SANTA CLARA, Calif. – A government researcher called for distributed nanogrids as an alternative to a central electric utility at a meeting of the Ethernet Alliance here. In a separate talk, a Google engineer proposed ways to lower power consumption for networking.
Bruce Nordman, an energy analyst at Lawrence Berkeley Lab, called for engineers to define a new class of nanogrids using standard Ethernet Category 5 cables. The small grids could take several forms including an individual hut in a poor village that uses a solar panel or car battery to supply energy through its home and perhaps to its neighbor.
“If we could have an infrastructure where people can safely deliver power and manage it, we could do a lot to increase people’s quality of life,” Nordman told a gathering of about 100 Ethernet Alliance members. “Why not let Ethernet be the way to deliver it,” he said.
“Just as some people went from having no phone to having a cellphone, they may go directly to having distributed nanogrids, bypassing our legacy expensive central grids,” he said. “I am not proposing getting rid of the central grid, I just think it could be less crucial,” he added.
Nanogrids could use all direct current power and thus eliminate the need for energy wasting conversions. The concept could be applied in developed countries as well, linking rooftop solar panels on a home through gateways to home appliances.
The distributed grids would need ways to track, manage and pay for energy. Nordman said the IETF is developing EMan, a protocol for tracking and reporting power use over Ethernet that could become a foundation for nanogrid protocols.
“Really every notebook computer today is a nanogrid” because it provides power through USB to peripherals, he noted. “So we already make good use of nanogrids today, and we could make better use of them,” he said.
Ceiling lights connected to Cat 5 cables are also commercially available, he noted.
So far nanogrids are just a concept. “I’m just trying to sell the idea to get more people working on it,” Nordman said. “I’d like to show functioning demos putting together installations with different products—that would be a powerful next step,” he said.
Separately a Google engineer proposed ways to make network switches in a data center more power efficient. The systems are currently among the poorest data center devices in using power proportionally.
Today’s CPUs adjust across about 70 percent of their power range dynamically and still accomplish meaningful work, said Bob Felderman, a principal engineer in platform networking at Google.
By contrast, DRAMs operate over about 50 percent of their power range, hard drives only 25 percent and network switches as little as 15 percent. “The network stands out like a sore thumb,” said Felderman.
“We are looking not for on/off states, but lower power states where systems still get things done,” he said. “In our perfect universe, we’d like to slow down to 10 percent of the link speed and use 10 percent of the power,” he added.
Infiniband does relatively well here, scaling down as needed to fewer, slower links and saving power. “I’d love to see that with Ethernet,” he said.

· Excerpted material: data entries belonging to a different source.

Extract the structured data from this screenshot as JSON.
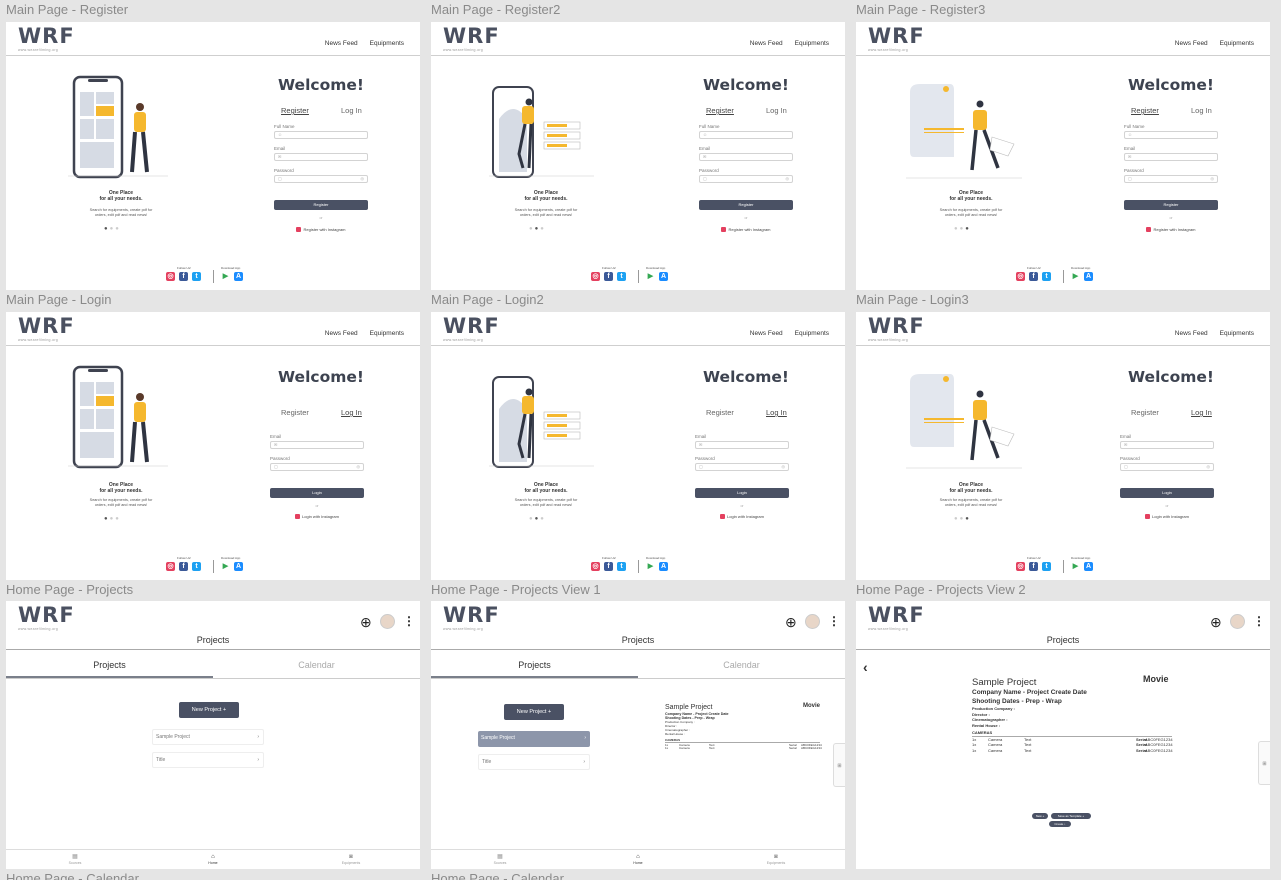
{
  "boards": {
    "r1": [
      "Main Page - Register",
      "Main Page - Register2",
      "Main Page - Register3"
    ],
    "r2": [
      "Main Page - Login",
      "Main Page - Login2",
      "Main Page - Login3"
    ],
    "r3": [
      "Home Page - Projects",
      "Home Page - Projects View 1",
      "Home Page - Projects View 2"
    ],
    "r4": [
      "Home Page - Calendar",
      "Home Page - Calendar"
    ]
  },
  "brand": {
    "logo": "WRF",
    "tagline": "www.wearefilming.org"
  },
  "nav": {
    "news_feed": "News Feed",
    "equipments": "Equipments"
  },
  "auth": {
    "welcome": "Welcome!",
    "register_tab": "Register",
    "login_tab": "Log In",
    "full_name_label": "Full Name",
    "email_label": "Email",
    "password_label": "Password",
    "register_button": "Register",
    "login_button": "Login",
    "or": "or",
    "register_instagram": "Register with Instagram",
    "login_instagram": "Login with Instagram",
    "eye_glyph": "◎",
    "lock_glyph": "🔒",
    "mail_glyph": "✉",
    "user_glyph": "☺"
  },
  "promo": {
    "title_1": "One Place",
    "title_2": "for all your needs.",
    "sub_1": "Search for equipments, create pdf for",
    "sub_2": "orders, edit pdf and read news!"
  },
  "footer": {
    "follow_us": "Follow Us!",
    "download_app": "Download App",
    "download_app_alt": "Download App"
  },
  "home": {
    "title": "Projects",
    "tab_projects": "Projects",
    "tab_calendar": "Calendar",
    "new_project": "New Project  +",
    "projects": [
      "Sample Project",
      "Title"
    ],
    "chevron": "›",
    "nav_labels": [
      "Sources",
      "Home",
      "Equipments"
    ],
    "side_tab": "⊞"
  },
  "project_detail": {
    "name": "Sample Project",
    "type": "Movie",
    "line1": "Company Name - Project Create Date",
    "line2": "Shooting Dates - Prep - Wrap",
    "production_company": "Production Company :",
    "director": "Director :",
    "cinematographer": "Cinematographer :",
    "rental_house": "Rental House :",
    "section": "CAMERAS",
    "rows": [
      {
        "qty": "1x",
        "item": "Camera",
        "text": "Text",
        "serial_label": "Serial",
        "serial": "ABC0FEG1234"
      },
      {
        "qty": "1x",
        "item": "Camera",
        "text": "Text",
        "serial_label": "Serial",
        "serial": "ABC0FEG1234"
      },
      {
        "qty": "1x",
        "item": "Camera",
        "text": "Text",
        "serial_label": "Serial",
        "serial": "ABC0FEG1234"
      }
    ],
    "pill_new": "New +",
    "pill_template": "Save as Template +",
    "pill_create": "Create ↓"
  },
  "colors": {
    "accent": "#4a5164",
    "illustration_yellow": "#f5b82e",
    "panel": "#ffffff",
    "canvas": "#e5e5e5"
  }
}
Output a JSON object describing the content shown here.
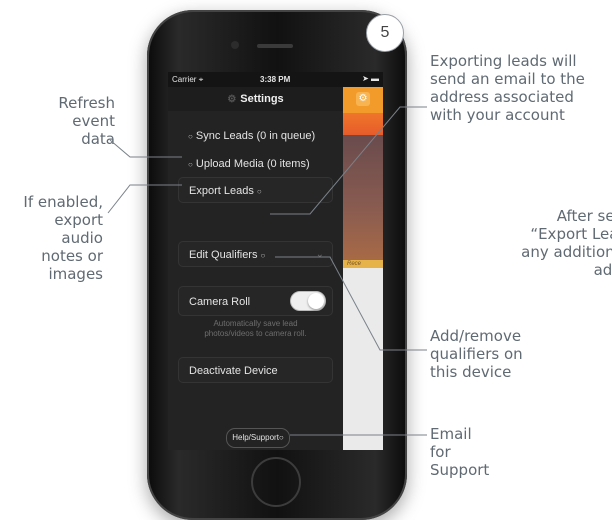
{
  "annotations": {
    "refresh": "Refresh\nevent\ndata",
    "media": "If enabled,\nexport\naudio\nnotes or\nimages",
    "export": "Exporting leads will\nsend an email to the\naddress associated\nwith your account",
    "after": "After sele\n“Export Lead\nany additional\naddr",
    "qualifiers": "Add/remove\nqualifiers on\nthis device",
    "email": "Email\nfor\nSupport"
  },
  "step_badge": "5",
  "status_bar": {
    "carrier": "Carrier",
    "time": "3:38 PM"
  },
  "nav": {
    "title": "Settings"
  },
  "menu": {
    "sync": "Sync Leads (0 in queue)",
    "upload": "Upload Media (0 items)",
    "export": "Export Leads",
    "qualifiers": "Edit Qualifiers",
    "camera_roll": "Camera Roll",
    "camera_roll_on": true,
    "camera_hint": "Automatically save lead\nphotos/videos to camera roll.",
    "deactivate": "Deactivate Device",
    "help": "Help/Support"
  },
  "right_panel": {
    "strip_label": "Rece"
  },
  "icons": {
    "settings": "gear-icon",
    "wifi": "wifi-icon",
    "location": "location-arrow-icon",
    "battery": "battery-icon",
    "chevron": "chevron-down-icon"
  },
  "colors": {
    "accent_orange": "#f39b2a",
    "annotation_text": "#606a73",
    "screen_bg": "#232323"
  }
}
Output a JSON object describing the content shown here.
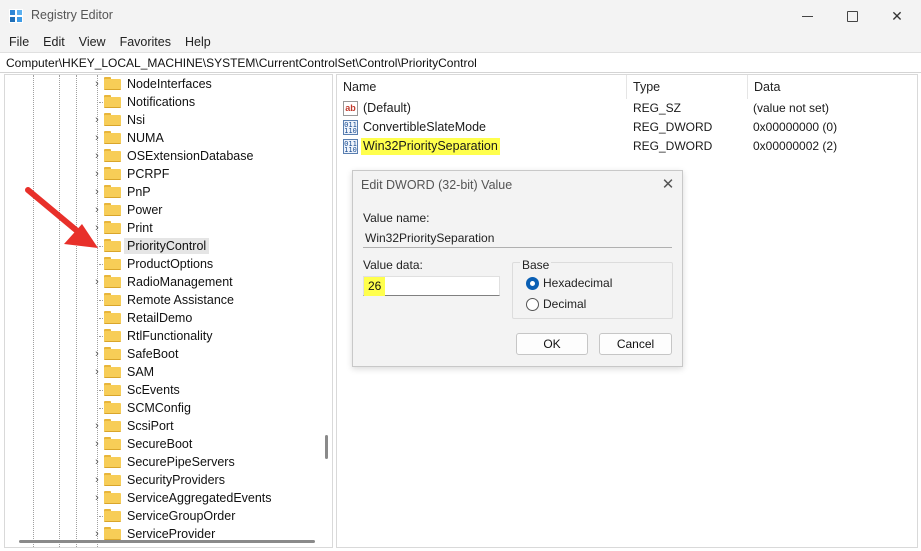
{
  "window": {
    "title": "Registry Editor",
    "icon": "regedit-icon",
    "controls": {
      "minimize": "minimize-icon",
      "maximize": "maximize-icon",
      "close": "✕"
    }
  },
  "menu": [
    "File",
    "Edit",
    "View",
    "Favorites",
    "Help"
  ],
  "address": "Computer\\HKEY_LOCAL_MACHINE\\SYSTEM\\CurrentControlSet\\Control\\PriorityControl",
  "tree": {
    "items": [
      {
        "label": "NodeInterfaces",
        "expandable": true
      },
      {
        "label": "Notifications",
        "expandable": false
      },
      {
        "label": "Nsi",
        "expandable": true
      },
      {
        "label": "NUMA",
        "expandable": true
      },
      {
        "label": "OSExtensionDatabase",
        "expandable": true
      },
      {
        "label": "PCRPF",
        "expandable": true
      },
      {
        "label": "PnP",
        "expandable": true
      },
      {
        "label": "Power",
        "expandable": true
      },
      {
        "label": "Print",
        "expandable": true
      },
      {
        "label": "PriorityControl",
        "expandable": false,
        "selected": true
      },
      {
        "label": "ProductOptions",
        "expandable": false
      },
      {
        "label": "RadioManagement",
        "expandable": true
      },
      {
        "label": "Remote Assistance",
        "expandable": false
      },
      {
        "label": "RetailDemo",
        "expandable": false
      },
      {
        "label": "RtlFunctionality",
        "expandable": false
      },
      {
        "label": "SafeBoot",
        "expandable": true
      },
      {
        "label": "SAM",
        "expandable": true
      },
      {
        "label": "ScEvents",
        "expandable": false
      },
      {
        "label": "SCMConfig",
        "expandable": false
      },
      {
        "label": "ScsiPort",
        "expandable": true
      },
      {
        "label": "SecureBoot",
        "expandable": true
      },
      {
        "label": "SecurePipeServers",
        "expandable": true
      },
      {
        "label": "SecurityProviders",
        "expandable": true
      },
      {
        "label": "ServiceAggregatedEvents",
        "expandable": true
      },
      {
        "label": "ServiceGroupOrder",
        "expandable": false
      },
      {
        "label": "ServiceProvider",
        "expandable": true
      }
    ]
  },
  "values": {
    "columns": {
      "name": "Name",
      "type": "Type",
      "data": "Data"
    },
    "rows": [
      {
        "name": "(Default)",
        "type": "REG_SZ",
        "data": "(value not set)",
        "icon": "string-value-icon",
        "highlighted": false
      },
      {
        "name": "ConvertibleSlateMode",
        "type": "REG_DWORD",
        "data": "0x00000000 (0)",
        "icon": "dword-value-icon",
        "highlighted": false
      },
      {
        "name": "Win32PrioritySeparation",
        "type": "REG_DWORD",
        "data": "0x00000002 (2)",
        "icon": "dword-value-icon",
        "highlighted": true
      }
    ]
  },
  "dialog": {
    "title": "Edit DWORD (32-bit) Value",
    "value_name_label": "Value name:",
    "value_name": "Win32PrioritySeparation",
    "value_data_label": "Value data:",
    "value_data": "26",
    "base_label": "Base",
    "base_options": [
      {
        "label": "Hexadecimal",
        "selected": true
      },
      {
        "label": "Decimal",
        "selected": false
      }
    ],
    "ok_label": "OK",
    "cancel_label": "Cancel",
    "close_glyph": "✕"
  },
  "colors": {
    "highlight": "#ffff4d",
    "arrow": "#e8302a",
    "folder": "#f7cd57",
    "radio_selected": "#0a5fb4"
  }
}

He described a research paper that proposed a so-called Elastic Tree where networks can be remotely managed to consolidate traffic on fewer lines, shutting switches on and off as needed.
Currently, Google is experimenting with the OpenFlow technology initially developed at Stanford for software-defined networks
“We’re very actively working on OpenFlow control of our nets for traffic management,” he said. “The next step would be to leverage these capabilities for energy efficiency,” he added.